Ama hayatın gerçeğini de saptamak gerekiyor. Eğer İP lideri bugün zirveye çıkıyorsa, demek ki o önemli bir şeyi yakalıyor. Püf noktasına parmak basıyor.

Söz konusu noktayı da sosyal demokrasinin dönüşüm zorunluluğu oluşturuyor.

* * *

BEĞENELİM ya da beğenmeyelim, küreselleşme süreci yalnız dünyadaki iktisadi ilişkileri değil insanların düşünce sistematiklerini de değiştirdi.
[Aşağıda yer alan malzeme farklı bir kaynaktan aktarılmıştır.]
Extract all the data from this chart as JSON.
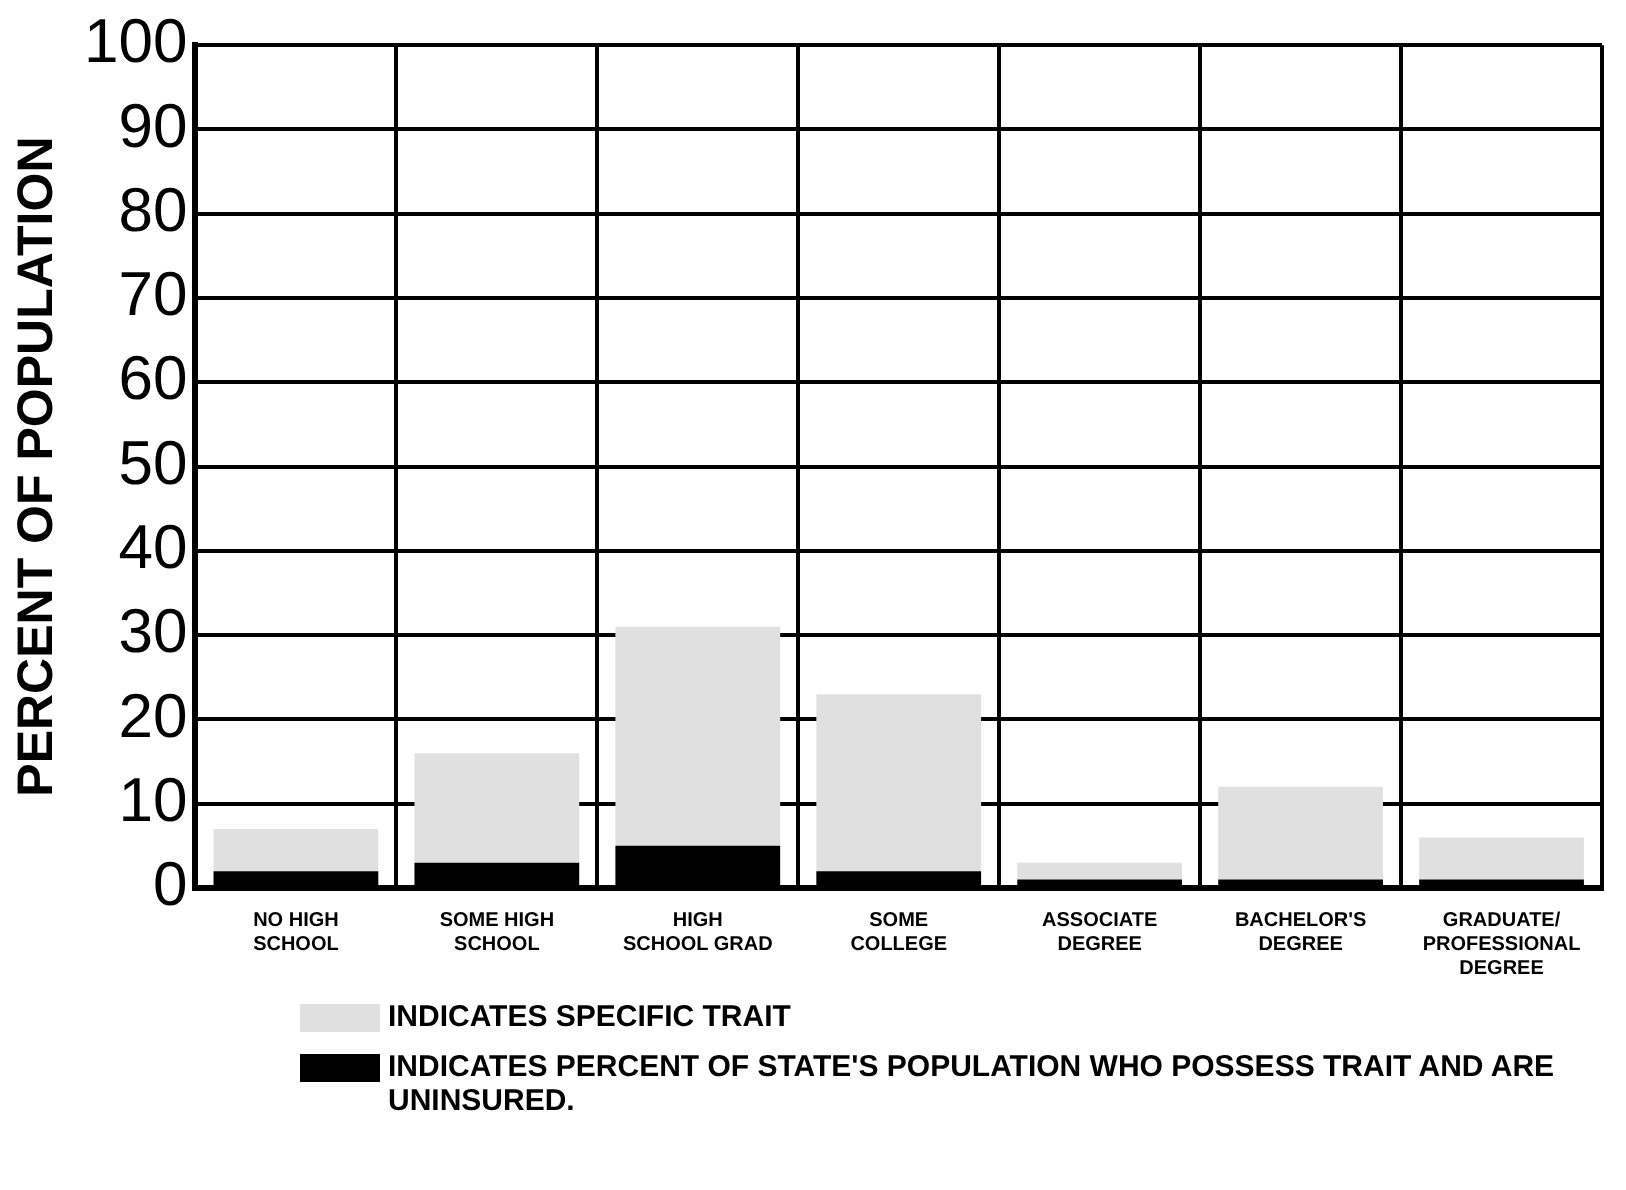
{
  "chart_data": {
    "type": "bar",
    "ylabel": "PERCENT OF POPULATION",
    "categories": [
      "NO HIGH\nSCHOOL",
      "SOME HIGH\nSCHOOL",
      "HIGH\nSCHOOL GRAD",
      "SOME\nCOLLEGE",
      "ASSOCIATE\nDEGREE",
      "BACHELOR'S\nDEGREE",
      "GRADUATE/\nPROFESSIONAL\nDEGREE"
    ],
    "stacked": true,
    "series": [
      {
        "name": "INDICATES PERCENT OF STATE'S POPULATION WHO POSSESS TRAIT AND ARE UNINSURED.",
        "color": "#000000",
        "values": [
          2,
          3,
          5,
          2,
          1,
          1,
          1
        ]
      },
      {
        "name": "INDICATES SPECIFIC TRAIT",
        "color": "#e0e0e0",
        "values": [
          5,
          13,
          26,
          21,
          2,
          11,
          5
        ]
      }
    ],
    "ylim": [
      0,
      100
    ],
    "yticks": [
      0,
      10,
      20,
      30,
      40,
      50,
      60,
      70,
      80,
      90,
      100
    ],
    "grid": true,
    "legend": "bottom"
  }
}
Marx'ın Hegel'den esinlendiği ve 19. yüzyıl toplumsalcılığına damga vurmuş formülle söylersek, alt yapı üst yapıyı belirledi. Hayat ruhumuzda farklılaştı.

Artık İngilizler o anlı şanlı Trade Union sendikalarına peni vermiyorlar, çünkü ne bu sendikalar fikren yenilendi, ne de aynı İngilizler kollektif bir ‘‘kurtuluş’’ belagatine inanıyorlar. Bireyi ön plana alan çözümler istiyorlar.

Kendi hesabıma onaylamasam da, orada ve burada, Çin ve Maçin'de, 20. asır sonu insanları ‘‘gemisini kurtaran kaptan’’ zihniyetine temayül gösteriyorlar.

* * *

BU zihniyeti ahlaki kavramlardan yola çıkarak reddebiliriz. Haklıyız da...

Fakat siyaset nesnel veri üzerinde yapılıyor. Havaiyata imkan tanımıyor.

O halde, sosyal demokrasi hayatı iyileştirmek ve insanlık birikiminin temel kazançları arasına girmiş dayanışmacılık ve paylaşımcılık değerlerini geçerli kılmak istiyorsa, mevcut olgulardan hareket ederek politika üretmek zorunda.

Doğru, ‘‘gemisini kurtaran kaptan’’ zerre kadar ahlaki değil !

Ama yine doğru, değişen hayatta değişmeyen bir fikriyat da gerçekçi değil.

Tony Blair ise bu değişimde bir uç kutup. Vur deyince öldüren cinsinden...

Türkiye'de kendisini sosyal demokrat olarak tanımlayan kimselerin Blair fenomenini irdelemesi ve altı oklu köhnelik tabularından sıyrılması gerekiyor.